|Dell says SAP’s HANA Has ‘Scalability Issues|
Michael Hickins Editor
Dell Inc. CIO Andi Karaboutis says it took six months of testing before her team was able to successfully run SAP AG ’s analytic application, HANA, because of the size and complexity of the data being analyzed.
SAP is counting on HANA, introduced in June 2011, to offset slowing growth in customer spending in its traditional segments, such as ECC, an application used by large companies to manage inventory and other business processes. Monday afternoon in New York it introduced a new visualization tool called Lumira that it says makes it easier for business executives to view analysis produced by HANA. The company boasts that HANA makes it easy to analyze huge amounts of data from a wide variety of sources in real-time, but Dell’s experience would show that achieving those results in real-world circumstances is far from a slam-dunk.
According to Ms. Karaboutis, Dell is tracking customer behavior and transactions across a number of venues, including its own website, social networks, and from transactional data supplied by resale partners. The data is stored in a number of databases, including those from Oracle Corp. and Teradata Corp. The computer company is trying to reinvent itself as a broader services company in the face of flagging sales of personal computers, and getting a better understanding of customer preferences is key to that effort.
But Ms. Karaboutis said during an interview that, “we’re not in production yet [because of] some scalability issues.” She said HANA may not have been as robust as it needed to be when it was introduced to the market, and while SAP marketed it as being able to parse data from a variety of sources, the system struggled to do that. “That’s one of the reasons it took so long to implement,” she said, and is “why it’s taken so long” for Dell executives to get those needed insights about customers. But she added that she still thinks SAP has “a great product.”
Steve Lucas, SAP’s president of platform solutions, said Monday that SAP intentionally went after big accounts when it first introduced HANA in order to establish its credibility. Noting that SAP will soon sign its two-thousandth HANA customer, he said, “if we hadn’t started with big customers, we wouldn’t be in this position.”
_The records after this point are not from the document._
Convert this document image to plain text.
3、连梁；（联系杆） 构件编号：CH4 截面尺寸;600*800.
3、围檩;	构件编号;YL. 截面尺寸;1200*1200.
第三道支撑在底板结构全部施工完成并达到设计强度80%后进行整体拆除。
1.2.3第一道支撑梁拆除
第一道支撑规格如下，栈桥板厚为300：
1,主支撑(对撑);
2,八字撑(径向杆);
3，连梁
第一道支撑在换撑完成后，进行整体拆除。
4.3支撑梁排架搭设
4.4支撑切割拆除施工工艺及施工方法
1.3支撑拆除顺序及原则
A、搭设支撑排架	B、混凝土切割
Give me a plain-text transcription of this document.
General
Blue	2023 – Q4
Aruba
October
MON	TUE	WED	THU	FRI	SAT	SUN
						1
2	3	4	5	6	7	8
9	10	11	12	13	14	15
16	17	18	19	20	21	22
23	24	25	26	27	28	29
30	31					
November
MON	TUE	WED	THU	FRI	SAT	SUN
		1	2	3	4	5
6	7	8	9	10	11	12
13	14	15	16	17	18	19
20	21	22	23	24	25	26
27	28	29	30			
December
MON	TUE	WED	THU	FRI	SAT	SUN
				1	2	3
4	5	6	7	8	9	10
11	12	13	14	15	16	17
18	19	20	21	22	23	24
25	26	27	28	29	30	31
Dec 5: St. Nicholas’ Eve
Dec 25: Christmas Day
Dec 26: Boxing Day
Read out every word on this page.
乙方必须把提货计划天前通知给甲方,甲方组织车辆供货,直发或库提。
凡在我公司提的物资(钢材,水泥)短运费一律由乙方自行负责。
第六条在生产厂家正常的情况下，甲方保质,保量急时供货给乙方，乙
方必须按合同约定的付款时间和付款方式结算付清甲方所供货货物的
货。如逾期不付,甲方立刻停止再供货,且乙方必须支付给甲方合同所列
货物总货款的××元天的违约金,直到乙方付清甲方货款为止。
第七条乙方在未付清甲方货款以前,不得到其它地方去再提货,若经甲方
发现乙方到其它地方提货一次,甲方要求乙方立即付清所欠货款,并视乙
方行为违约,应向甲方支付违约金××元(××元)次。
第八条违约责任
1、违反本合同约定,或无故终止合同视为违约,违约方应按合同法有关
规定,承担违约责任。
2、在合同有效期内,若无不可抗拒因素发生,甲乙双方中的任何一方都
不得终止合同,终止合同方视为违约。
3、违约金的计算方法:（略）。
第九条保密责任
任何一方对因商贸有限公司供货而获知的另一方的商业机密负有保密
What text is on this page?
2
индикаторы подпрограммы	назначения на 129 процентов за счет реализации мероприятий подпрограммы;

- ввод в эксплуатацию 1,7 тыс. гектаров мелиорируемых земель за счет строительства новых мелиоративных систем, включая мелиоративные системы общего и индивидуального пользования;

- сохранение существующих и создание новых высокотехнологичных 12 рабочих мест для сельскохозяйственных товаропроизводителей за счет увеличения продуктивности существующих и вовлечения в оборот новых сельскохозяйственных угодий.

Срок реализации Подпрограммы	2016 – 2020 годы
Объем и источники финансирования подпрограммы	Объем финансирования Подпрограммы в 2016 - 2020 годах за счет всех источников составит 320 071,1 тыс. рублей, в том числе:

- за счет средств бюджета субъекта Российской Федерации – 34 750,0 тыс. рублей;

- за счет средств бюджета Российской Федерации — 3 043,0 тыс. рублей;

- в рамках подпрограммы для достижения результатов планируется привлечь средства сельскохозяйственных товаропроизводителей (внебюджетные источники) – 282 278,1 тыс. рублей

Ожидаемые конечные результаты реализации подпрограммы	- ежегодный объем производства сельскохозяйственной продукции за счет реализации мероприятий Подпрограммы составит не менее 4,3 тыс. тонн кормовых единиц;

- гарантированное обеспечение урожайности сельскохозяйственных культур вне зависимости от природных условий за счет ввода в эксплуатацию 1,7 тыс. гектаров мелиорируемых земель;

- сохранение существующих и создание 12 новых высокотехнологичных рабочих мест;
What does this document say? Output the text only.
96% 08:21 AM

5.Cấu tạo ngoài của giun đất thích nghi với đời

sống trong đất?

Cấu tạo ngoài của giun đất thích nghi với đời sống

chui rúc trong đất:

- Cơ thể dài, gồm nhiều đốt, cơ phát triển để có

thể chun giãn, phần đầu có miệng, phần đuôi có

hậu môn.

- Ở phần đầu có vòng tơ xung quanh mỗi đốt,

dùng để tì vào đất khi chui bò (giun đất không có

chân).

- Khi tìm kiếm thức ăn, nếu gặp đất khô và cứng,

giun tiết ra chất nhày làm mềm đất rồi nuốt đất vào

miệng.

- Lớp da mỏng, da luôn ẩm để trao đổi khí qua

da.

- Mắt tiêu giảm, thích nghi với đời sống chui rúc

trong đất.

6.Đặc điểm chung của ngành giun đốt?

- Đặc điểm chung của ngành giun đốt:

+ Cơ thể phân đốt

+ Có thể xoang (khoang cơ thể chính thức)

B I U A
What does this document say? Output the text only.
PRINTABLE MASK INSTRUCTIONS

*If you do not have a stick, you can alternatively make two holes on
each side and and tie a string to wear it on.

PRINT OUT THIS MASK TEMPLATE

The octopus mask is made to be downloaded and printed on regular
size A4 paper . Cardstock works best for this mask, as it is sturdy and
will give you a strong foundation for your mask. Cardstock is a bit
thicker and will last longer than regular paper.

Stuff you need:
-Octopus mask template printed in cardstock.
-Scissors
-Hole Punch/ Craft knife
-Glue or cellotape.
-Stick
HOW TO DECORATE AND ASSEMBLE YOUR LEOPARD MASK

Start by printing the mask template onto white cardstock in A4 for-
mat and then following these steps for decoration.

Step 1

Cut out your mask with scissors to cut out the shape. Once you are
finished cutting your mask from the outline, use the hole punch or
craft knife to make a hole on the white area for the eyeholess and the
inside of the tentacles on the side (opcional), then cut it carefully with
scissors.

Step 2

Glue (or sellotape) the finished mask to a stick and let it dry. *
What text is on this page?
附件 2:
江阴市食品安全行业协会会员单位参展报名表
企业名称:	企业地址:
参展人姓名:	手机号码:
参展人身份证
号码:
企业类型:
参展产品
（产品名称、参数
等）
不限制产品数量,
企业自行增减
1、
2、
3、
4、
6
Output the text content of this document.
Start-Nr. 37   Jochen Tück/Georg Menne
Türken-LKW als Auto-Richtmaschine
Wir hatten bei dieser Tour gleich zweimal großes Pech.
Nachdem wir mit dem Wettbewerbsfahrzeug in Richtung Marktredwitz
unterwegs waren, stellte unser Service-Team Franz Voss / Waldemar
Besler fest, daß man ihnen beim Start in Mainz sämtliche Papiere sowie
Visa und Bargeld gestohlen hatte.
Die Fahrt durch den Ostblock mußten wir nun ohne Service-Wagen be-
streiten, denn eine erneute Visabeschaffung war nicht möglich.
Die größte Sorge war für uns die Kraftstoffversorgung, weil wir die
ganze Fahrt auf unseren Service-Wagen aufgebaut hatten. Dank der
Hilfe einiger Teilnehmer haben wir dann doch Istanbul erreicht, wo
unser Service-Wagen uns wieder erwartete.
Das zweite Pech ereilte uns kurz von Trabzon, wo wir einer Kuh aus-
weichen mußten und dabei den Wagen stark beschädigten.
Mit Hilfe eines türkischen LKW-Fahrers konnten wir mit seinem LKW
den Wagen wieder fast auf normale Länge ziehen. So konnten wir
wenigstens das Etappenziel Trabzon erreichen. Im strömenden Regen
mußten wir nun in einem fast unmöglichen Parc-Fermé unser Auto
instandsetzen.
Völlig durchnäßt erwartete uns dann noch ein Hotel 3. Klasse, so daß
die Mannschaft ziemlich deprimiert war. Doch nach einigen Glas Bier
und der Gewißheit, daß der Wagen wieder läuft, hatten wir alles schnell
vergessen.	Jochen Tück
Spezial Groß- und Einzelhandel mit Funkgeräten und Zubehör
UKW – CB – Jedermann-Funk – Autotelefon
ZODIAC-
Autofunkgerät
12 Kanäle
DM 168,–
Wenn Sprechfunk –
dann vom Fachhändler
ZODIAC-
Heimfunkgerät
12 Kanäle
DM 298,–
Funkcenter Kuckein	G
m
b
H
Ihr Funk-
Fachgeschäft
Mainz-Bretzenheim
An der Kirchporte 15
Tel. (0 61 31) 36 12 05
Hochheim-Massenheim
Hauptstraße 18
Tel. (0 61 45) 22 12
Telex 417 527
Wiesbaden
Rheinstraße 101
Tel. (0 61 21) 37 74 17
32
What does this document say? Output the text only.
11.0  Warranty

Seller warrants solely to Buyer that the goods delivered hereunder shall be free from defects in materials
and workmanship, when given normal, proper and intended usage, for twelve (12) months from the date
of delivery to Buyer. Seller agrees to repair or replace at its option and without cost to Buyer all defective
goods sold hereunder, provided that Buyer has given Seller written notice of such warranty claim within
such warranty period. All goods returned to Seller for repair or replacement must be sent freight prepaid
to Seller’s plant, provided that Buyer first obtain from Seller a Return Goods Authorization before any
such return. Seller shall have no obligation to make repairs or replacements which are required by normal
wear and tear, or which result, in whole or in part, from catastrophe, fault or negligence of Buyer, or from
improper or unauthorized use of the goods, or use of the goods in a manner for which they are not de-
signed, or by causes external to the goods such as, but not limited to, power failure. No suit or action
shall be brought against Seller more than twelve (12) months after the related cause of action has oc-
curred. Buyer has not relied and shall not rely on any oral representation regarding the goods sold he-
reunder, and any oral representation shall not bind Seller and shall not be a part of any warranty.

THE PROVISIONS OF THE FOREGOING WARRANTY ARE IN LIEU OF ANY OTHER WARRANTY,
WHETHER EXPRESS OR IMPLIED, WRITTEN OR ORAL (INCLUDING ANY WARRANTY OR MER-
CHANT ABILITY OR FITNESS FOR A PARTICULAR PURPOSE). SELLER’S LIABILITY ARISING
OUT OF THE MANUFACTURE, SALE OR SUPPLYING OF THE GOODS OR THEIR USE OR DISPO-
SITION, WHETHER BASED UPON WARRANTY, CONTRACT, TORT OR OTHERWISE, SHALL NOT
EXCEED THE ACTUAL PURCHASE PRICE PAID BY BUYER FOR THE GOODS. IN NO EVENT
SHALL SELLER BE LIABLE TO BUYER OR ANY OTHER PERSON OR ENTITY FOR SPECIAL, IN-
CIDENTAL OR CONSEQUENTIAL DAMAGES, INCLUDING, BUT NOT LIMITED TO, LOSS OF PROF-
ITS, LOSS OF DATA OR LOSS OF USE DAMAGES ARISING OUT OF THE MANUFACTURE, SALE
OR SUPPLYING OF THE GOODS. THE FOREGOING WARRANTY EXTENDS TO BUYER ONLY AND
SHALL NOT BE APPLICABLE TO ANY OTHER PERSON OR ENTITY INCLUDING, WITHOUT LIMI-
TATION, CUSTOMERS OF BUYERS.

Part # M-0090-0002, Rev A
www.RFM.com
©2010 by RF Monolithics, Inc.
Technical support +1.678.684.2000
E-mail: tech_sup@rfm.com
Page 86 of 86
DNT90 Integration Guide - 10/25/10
In an emailed response to Dell’s comments, he said “Dell is seeing significant benefit from investing in HANA… Dell was a VERY early adopter of HANA and we are grateful they brought a big challenge to us. In the end, HANA delivered.”
Mr. Lucas said HANA can perform a number of processing and analytic tasks, including transaction, text analysis, and predictive analytics, in live memory, which allows customers to get results almost instantaneously.
Data visualization tools such as Lumira generally make it easier for non-technical people to use complex analytics tools. They can also be used to display data to customers. Michael Gliedman, CIO of the National Basketball Association, was on hand Monday to help SAP introduce Lumira. Mr. Gliedman said HANA makes it possible for the NBA to show complex data sets, such as shooting efficiency or number of turnovers by individual players, on its website.
Mr. Gliedman said the NBA was “able to avoid any scaling issues,” and is able to generate “instant access to 4.5 quadrillion combinations of NBA statistics.”
Ms. Karaboutis said she is working closely with other executives, including the company’s chief marketing officer, to help turn around the company. She said executives remain focused on their responsibilities and “delivering on our commitments” to customers, despite the uncertainty provoked by the ongoing proxy fight and shareholder vote at Dell scheduled for Friday.
CORRECTION: Steve Lucas is SAP’s president of platform solutions. An earlier version of this article said he was the company’s executive vice president in charge of analytics products. HANA has almost two thousand customers; an earlier version of this article incorrectly cited that figure as one thousand.
The NBA is using HANA on its website, but has not yet begun using Lumira. An earlier version of this article said the NBA was already using this tool.